Friday, November 23, 2007

RM column October 26th - Not all advice is welcome

RM column October 26th - Not all advice is welcome

All parents will be familiar with advice, sometimes good but often unwanted and certainly not asked for. Advice from someone who is clueless can be an absolute pain in the arse.
I get it all the time regarding my teenager, sometimes from people who are not parents at all and at other times from parents with young children/babies who generally haven’t a bloody clue how to work with teenagers.

It has been my experience the best advice I have received has come from those parents who are enviously laid back with regard to their parenting, or who appear to be. They generally have an amazing relationship with their child that is based on nurturing and supporting and who do not throw their hands up in horror at the scrapes teenagers can get themselves into.

One of my favourite pieces of bad advice was from a woman in her twenties who has no children. We were talking about teenagers and drinking and I was saying how the Young Wan asked me about alcopops.

Explaining the high alcohol content and the sweetness of the drinks I told the Young Wan they are a dreadful way to drink and can lead to all sorts of nonsense, not to mention dodgy situations.

The Young woman I recalled this to said ‘surely you should just tell her not to drink’.
Ahem quite, like that is going to work. I would much prefer to start a conversation with her about alcohol that doesn’t begin with a weighted lecture, surely that is making alcohol into forbidden fruit?

I am reluctant to say it in case by doing so I change everything, but my own experience with the Young Wan has backed this up, she has absolutely no interest in going out and getting pissed like many of her peers. I am not stupid or blinkered enough to think this will always be the case but for now it is and I am happy with that.
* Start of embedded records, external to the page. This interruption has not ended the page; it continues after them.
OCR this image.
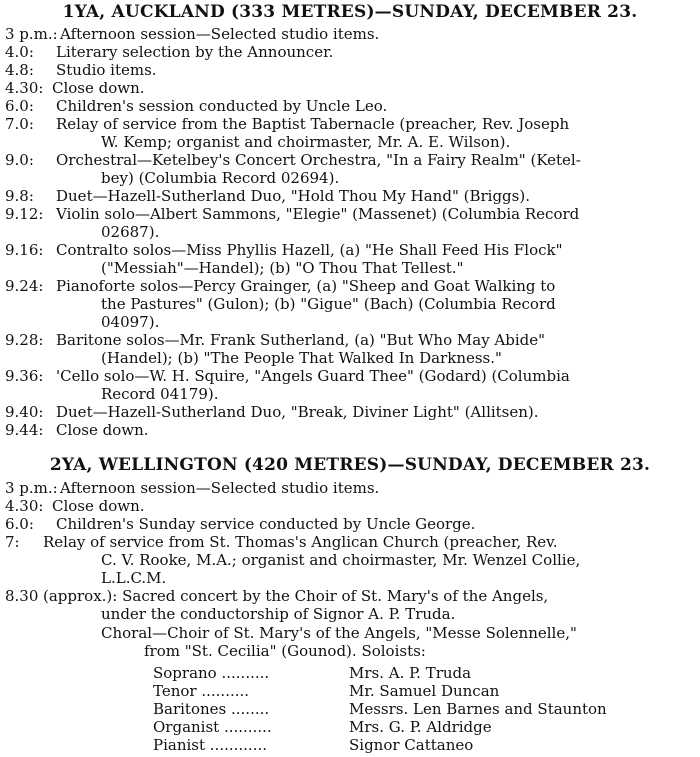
1YA, AUCKLAND (333 METRES)—SUNDAY, DECEMBER 23.
3 p.m.: Afternoon session—Selected studio items.
4.0: Literary selection by the Announcer.
4.8: Studio items.
4.30: Close down.
6.0: Children's session conducted by Uncle Leo.
7.0: Relay of service from the Baptist Tabernacle (preacher, Rev. Joseph
W. Kemp; organist and choirmaster, Mr. A. E. Wilson).
9.0: Orchestral—Ketelbey's Concert Orchestra, "In a Fairy Realm" (Ketel-
bey) (Columbia Record 02694).
9.8: Duet—Hazell-Sutherland Duo, "Hold Thou My Hand" (Briggs).
9.12: Violin solo—Albert Sammons, "Elegie" (Massenet) (Columbia Record
02687).
9.16: Contralto solos—Miss Phyllis Hazell, (a) "He Shall Feed His Flock"
("Messiah"—Handel); (b) "O Thou That Tellest."
9.24: Pianoforte solos—Percy Grainger, (a) "Sheep and Goat Walking to
the Pastures" (Gulon); (b) "Gigue" (Bach) (Columbia Record
04097).
9.28: Baritone solos—Mr. Frank Sutherland, (a) "But Who May Abide"
(Handel); (b) "The People That Walked In Darkness."
9.36: 'Cello solo—W. H. Squire, "Angels Guard Thee" (Godard) (Columbia
Record 04179).
9.40: Duet—Hazell-Sutherland Duo, "Break, Diviner Light" (Allitsen).
9.44: Close down.
2YA, WELLINGTON (420 METRES)—SUNDAY, DECEMBER 23.
3 p.m.: Afternoon session—Selected studio items.
4.30: Close down.
6.0: Children's Sunday service conducted by Uncle George.
7: Relay of service from St. Thomas's Anglican Church (preacher, Rev.
C. V. Rooke, M.A.; organist and choirmaster, Mr. Wenzel Collie,
L.L.C.M.
8.30 (approx.): Sacred concert by the Choir of St. Mary's of the Angels,
under the conductorship of Signor A. P. Truda.
Choral—Choir of St. Mary's of the Angels, "Messe Solennelle,"
from "St. Cecilia" (Gounod). Soloists:
Soprano ..........	Mrs. A. P. Truda
Tenor ..........	Mr. Samuel Duncan
Baritones ........	Messrs. Len Barnes and Staunton
Organist ..........	Mrs. G. P. Aldridge
Pianist ............	Signor Cattaneo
There was the time recently when another person was aghast that at 15 years old the Young Wan isn’t already a cordon bleu chef, okay that’s a slight exaggeration but they did think the Young Wan should be able to cook many different dinners.

Maybe she should and while she can do some things, mainly in the food preparation area, ie ‘Young Wan, will you peel some potatoes?’ as well as cooking chicken curry I do not expect her to be able to whip up a tasty dinner from the contents of our fridge.
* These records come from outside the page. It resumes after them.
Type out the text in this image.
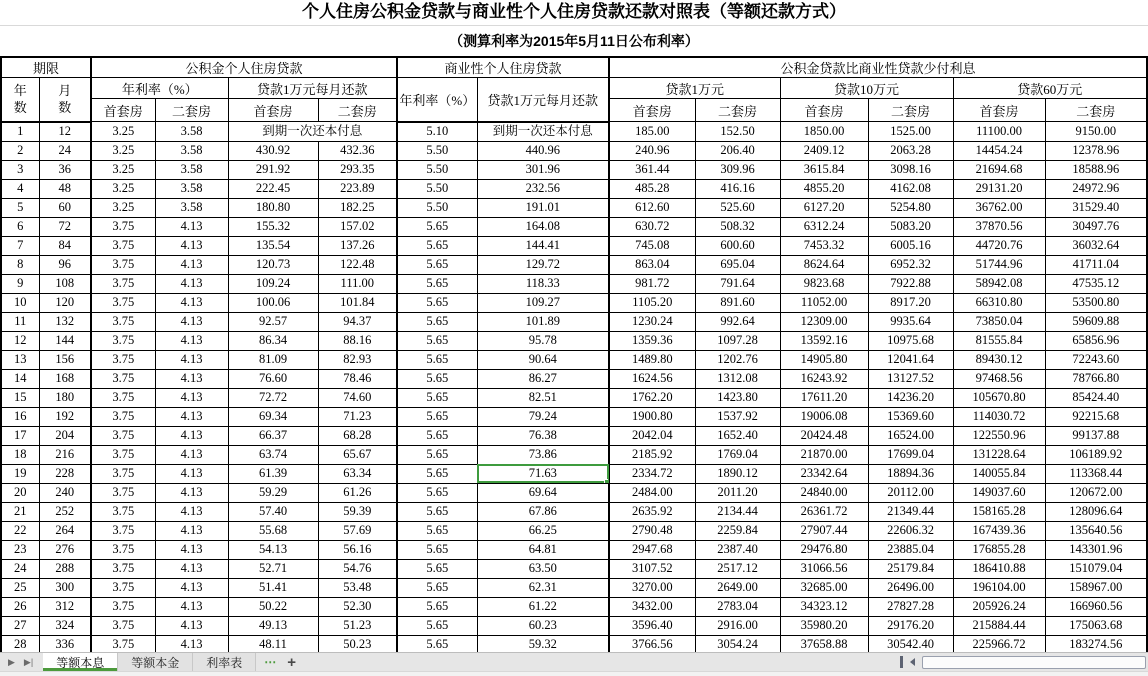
个人住房公积金贷款与商业性个人住房贷款还款对照表（等额还款方式）
（测算利率为2015年5月11日公布利率）
期限		公积金个人住房贷款				商业性个人住房贷款		公积金贷款比商业性贷款少付利息					
年数	月数	年利率（%）		贷款1万元每月还款		年利率（%）	贷款1万元每月还款	贷款1万元		贷款10万元		贷款60万元	
		首套房	二套房	首套房	二套房			首套房	二套房	首套房	二套房	首套房	二套房
1	12	3.25	3.58	到期一次还本付息		5.10	到期一次还本付息	185.00	152.50	1850.00	1525.00	11100.00	9150.00
2	24	3.25	3.58	430.92	432.36	5.50	440.96	240.96	206.40	2409.12	2063.28	14454.24	12378.96
3	36	3.25	3.58	291.92	293.35	5.50	301.96	361.44	309.96	3615.84	3098.16	21694.68	18588.96
4	48	3.25	3.58	222.45	223.89	5.50	232.56	485.28	416.16	4855.20	4162.08	29131.20	24972.96
5	60	3.25	3.58	180.80	182.25	5.50	191.01	612.60	525.60	6127.20	5254.80	36762.00	31529.40
6	72	3.75	4.13	155.32	157.02	5.65	164.08	630.72	508.32	6312.24	5083.20	37870.56	30497.76
7	84	3.75	4.13	135.54	137.26	5.65	144.41	745.08	600.60	7453.32	6005.16	44720.76	36032.64
8	96	3.75	4.13	120.73	122.48	5.65	129.72	863.04	695.04	8624.64	6952.32	51744.96	41711.04
9	108	3.75	4.13	109.24	111.00	5.65	118.33	981.72	791.64	9823.68	7922.88	58942.08	47535.12
10	120	3.75	4.13	100.06	101.84	5.65	109.27	1105.20	891.60	11052.00	8917.20	66310.80	53500.80
11	132	3.75	4.13	92.57	94.37	5.65	101.89	1230.24	992.64	12309.00	9935.64	73850.04	59609.88
12	144	3.75	4.13	86.34	88.16	5.65	95.78	1359.36	1097.28	13592.16	10975.68	81555.84	65856.96
13	156	3.75	4.13	81.09	82.93	5.65	90.64	1489.80	1202.76	14905.80	12041.64	89430.12	72243.60
14	168	3.75	4.13	76.60	78.46	5.65	86.27	1624.56	1312.08	16243.92	13127.52	97468.56	78766.80
15	180	3.75	4.13	72.72	74.60	5.65	82.51	1762.20	1423.80	17611.20	14236.20	105670.80	85424.40
16	192	3.75	4.13	69.34	71.23	5.65	79.24	1900.80	1537.92	19006.08	15369.60	114030.72	92215.68
17	204	3.75	4.13	66.37	68.28	5.65	76.38	2042.04	1652.40	20424.48	16524.00	122550.96	99137.88
18	216	3.75	4.13	63.74	65.67	5.65	73.86	2185.92	1769.04	21870.00	17699.04	131228.64	106189.92
19	228	3.75	4.13	61.39	63.34	5.65	71.63	2334.72	1890.12	23342.64	18894.36	140055.84	113368.44
20	240	3.75	4.13	59.29	61.26	5.65	69.64	2484.00	2011.20	24840.00	20112.00	149037.60	120672.00
21	252	3.75	4.13	57.40	59.39	5.65	67.86	2635.92	2134.44	26361.72	21349.44	158165.28	128096.64
22	264	3.75	4.13	55.68	57.69	5.65	66.25	2790.48	2259.84	27907.44	22606.32	167439.36	135640.56
23	276	3.75	4.13	54.13	56.16	5.65	64.81	2947.68	2387.40	29476.80	23885.04	176855.28	143301.96
24	288	3.75	4.13	52.71	54.76	5.65	63.50	3107.52	2517.12	31066.56	25179.84	186410.88	151079.04
25	300	3.75	4.13	51.41	53.48	5.65	62.31	3270.00	2649.00	32685.00	26496.00	196104.00	158967.00
26	312	3.75	4.13	50.22	52.30	5.65	61.22	3432.00	2783.04	34323.12	27827.28	205926.24	166960.56
27	324	3.75	4.13	49.13	51.23	5.65	60.23	3596.40	2916.00	35980.20	29176.20	215884.44	175063.68
28	336	3.75	4.13	48.11	50.23	5.65	59.32	3766.56	3054.24	37658.88	30542.40	225966.72	183274.56

▶ ▶|	等额本息	等额本金	利率表	⋯ +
So this person was absolutely astonished that the Young Wan doesn’t make dinner every night. Sometimes when this happens I start to mumble excuses and feel like a failure, this particular moment I just looked at him and said ‘it is easy to see you have young kids’.

Maybe his kids will grow up and will have dinner waiting on the table for him when he gets home, somehow I seriously doubt it. And I don’t mean to paint a picture of the Young Wan incapable of preparing something for herself, she is not but I am not willing to risk a burnt and inedible dinner just to prove a point to some eejit who has mad notions about a child should or shouldn’t be able to do.

Not all kids are the same and neither are parents, some advice which has made sense and works for one family doesn’t for the other. So just because I don’t take someone’s advice on board doesn’t necessarily mean I think it is rubbish (though I did in the instances I spoke about above) it just means that I think it probably won’t work for whatever reason in our house.

Like others I need to learn when to give advice and when to listen. All parents have to find their way and have to learn what works and what doesn’t. And being lectured to by other parents doesn’t really help it just frustrates and annoys, advice is welcome but only when it is asked for.